Big Girl and I were in my bathroom on Monday morning. I was brushing her hair, and Two was over by the window, watching the dogs play in the back yard. Two named both of the dogs, and Big Girl was quiet for a moment. Then she asked, "Mommy? Where's Rusty?"
She hasn't mentioned Rusty in several months. Rusty was our Brittany, adopted shortly after Hubs and I got married, and he passed away last summer. Big Girl has mentioned Rusty, less frequently with the passing months, but has never asked so directly about him since he died.
I froze for a moment. I didn't know how to explain it to her, because she hadn't really understood death when Rusty died last year, or when my grandfather passed away a few months ago. I had managed to skirt the topic so far, but she wanted an answer. Sooo...
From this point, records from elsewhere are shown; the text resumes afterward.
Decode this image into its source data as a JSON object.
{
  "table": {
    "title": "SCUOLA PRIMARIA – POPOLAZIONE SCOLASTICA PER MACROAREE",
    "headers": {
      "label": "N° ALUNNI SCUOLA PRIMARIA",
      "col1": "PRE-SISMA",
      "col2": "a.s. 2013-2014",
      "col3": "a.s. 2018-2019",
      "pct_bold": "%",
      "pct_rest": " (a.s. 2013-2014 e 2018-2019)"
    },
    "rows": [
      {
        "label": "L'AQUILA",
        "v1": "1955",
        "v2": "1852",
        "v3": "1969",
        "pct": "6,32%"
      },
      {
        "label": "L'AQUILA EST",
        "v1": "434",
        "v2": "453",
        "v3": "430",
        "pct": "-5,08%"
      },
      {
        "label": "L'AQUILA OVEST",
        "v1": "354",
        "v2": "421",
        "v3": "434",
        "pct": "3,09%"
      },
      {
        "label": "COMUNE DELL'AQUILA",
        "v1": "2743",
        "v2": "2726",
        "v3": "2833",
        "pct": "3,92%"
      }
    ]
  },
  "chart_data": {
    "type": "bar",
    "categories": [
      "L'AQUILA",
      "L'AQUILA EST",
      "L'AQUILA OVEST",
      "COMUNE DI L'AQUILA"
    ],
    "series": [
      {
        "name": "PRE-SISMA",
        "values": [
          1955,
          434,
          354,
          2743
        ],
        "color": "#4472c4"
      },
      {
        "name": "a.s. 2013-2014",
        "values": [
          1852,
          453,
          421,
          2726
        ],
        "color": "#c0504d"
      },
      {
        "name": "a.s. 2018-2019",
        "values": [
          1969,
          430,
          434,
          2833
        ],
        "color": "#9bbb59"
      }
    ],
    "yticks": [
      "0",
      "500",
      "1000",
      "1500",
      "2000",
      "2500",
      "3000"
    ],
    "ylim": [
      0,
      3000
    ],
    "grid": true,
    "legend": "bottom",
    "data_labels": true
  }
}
"Rusty went to heaven to live with God. God knew he was a really good dog, and he needed a good dog to help him and keep him company in heaven. So he called for Rusty to come there with him."
I know that's not exactly the way a minister might explain it. I know the idea of animals in heaven isn't exactly in line with Scripture. But Rusty? If any dog would make the cut and get to heaven, he would. This just felt right when I said it, so I went with it.
Big Girl thought for a minute, and then she looked sad, ever so briefly, and burst into tears. I felt wretched when she started crying. I picked her up and she just sobbed, "I miss Rusty." When I told her that I miss him too, the crying just got louder. I had a hard time not crying myself, but I forced myself not to - she gets really upset by the sight of me crying. I managed to soothe her, and she stopped crying and I changed the subject.
She spend most of the day at my parents' house while I was working. Rusty apparently came up several times in conversation. I had told my parents what I told her, so they stuck to my story. Apparently Big Girl asked my mom if God might send Rusty back to her, if he finished with his work in heaven.